Una media di 186 milioni nel triennio 2015/18 entreranno nelle tasche dei club per la trasmissione nel mondo del nostro campionato. La prossima partita si gioca sull'advisor della Figc
Questa volta scegliere è stato molto facile, quasi una formalità. Niente minacce di ricorsi né trattative estenuanti chiuse a pochi minuti dal gong. Troppo più alta l’offerta imbustata da MP&Silva rispetto alle concorrenti per mettere in discussione a chi spettava la commercializzazione all’estero dei diritti tv della Serie A. E così anche il calcio italiano oltre confine ruota attorno al centro gravitazionale dei soli noti.
Le cifre dell’accordo – Una media di 186 milioni nel triennio 2015/18 entreranno nelle tasche dei club per la trasmissione nel mondo del nostro campionato. Assemblea breve, approvazione all’unanimità e saldo positivo rispetto al contratto precedente anche se distante anni luce dal miliardo scarso che si spartiscono le venti squadre di Premier League. Una testimonianza plastica del differente appeal tra i due campionati, il cui gap si riflette sul versante economico (e da lì parte, allo stesso tempo). Le società guadagneranno 69 milioni di euro in più ogni anno rispetto all’accordo precedente, una cifra che si aggiunge ai circa 950 milioni frutto dell’accordo di giugno tra Sky e Mediaset per dividersi la torta riguardante la trasmissione in Italia su satellite e digitale.
Chi è Mp&Silva – I diritti esteri rimangono nelle mani di Mp&Silva che tradotto sta per Riccardo Silva, ex socio di Marco Bogarelli, l’uomo italiano di Infront, advisor della Confindustria del pallone dal 2009. In passato, Silva è stato dirigente di Milan Channel, il canale tematico della squadra di Silvio Berlusconi di cui Bogarelli era consigliere. Ed è recentemente balzato agli onori della cronaca anche per l’acquisto di un superattico a Miami pagato circa 25 milioni di euro. Il giro, insomma, è sempre quello. Stretto e potente. E i soldi tanti. Come ricostruito da La Repubblica la scorsa settimana, la società di Silva con sede in Irlanda ha chiuso gli ultimi due anni con utili pari a 67 milioni di euro su ricavi prossimi ai 200 milioni, in buona parte – è facile immaginare – provenienti dal calcio italiano trasmesso all’estero.

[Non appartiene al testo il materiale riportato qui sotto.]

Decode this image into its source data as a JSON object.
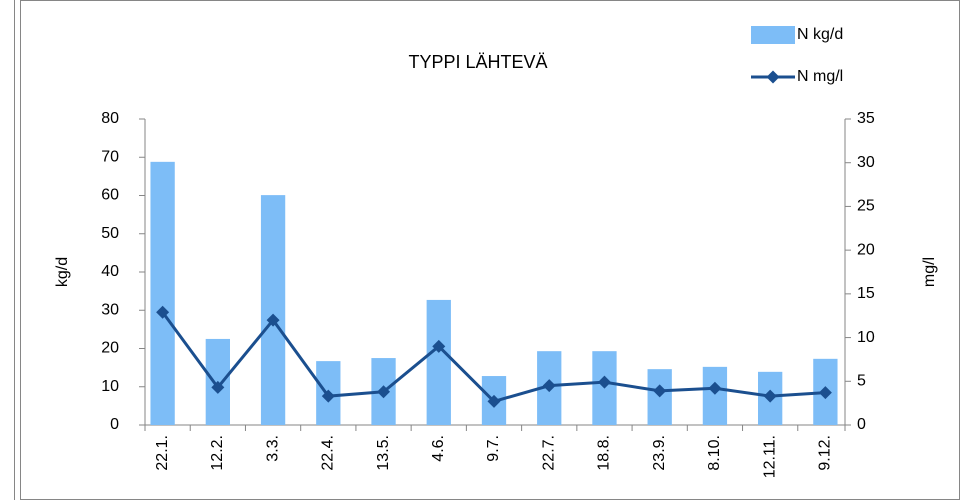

L’intreccio continua – La strada è stata quella della continuità. Come a giugno, quando Sky e Mediaset si divisero i diritti, anche su suggerimento di Infront, ma le squadre rinunciarono a 150 milioni pur di non estromettere dalla corsa uno dei due network scatenando i già annunciati ricorsi. Una vicenda che fece storcere il naso a qualcuno per il grande intreccio tra Infront e altre nove società (tra cui Milan, Inter, Lazio e le genovesi) per conto delle quali il colosso con radici svizzere cura il lato commerciale incidendo quindi sulla diversificazione delle fonti di guadagno, oggi eccessivamente ancorate ai contratti tv (65% circa delle entrate scritte a bilancio). Se in quel caso nacquero attriti pesantissimi, a questo giro tutto è filato via in tranquillità grazie all’offerta di Silva, decisamente maggiore rispetto alle concorrenti B4 Capital e Img Media.
Infront si veste d’azzurro? – La prossima partita nella quale si ripresenteranno le facce ormai arcinote di chi riempie di milioni i club della Serie A sarà quella relativa all’advisor commerciale della Figc. In corsa, manco a dirlo, anche Infront. Tenterà di sfilare il ricco contratto, prossimo ai 60 milioni di euro, a Rcs Sport che ha gestito l’affare nell’ultimo triennio e proverà anche a respingere l’”attacco” del duo Swissone-Wpp. Il cerchio sarebbe chiuso: gestione della Serie A in Italia, all’estero, marketing e pubblicità di tanti club e anche della Nazionale. Tutto nelle mani di poche persone, in alcuni casi amici. Molto amici. Forse pure troppo.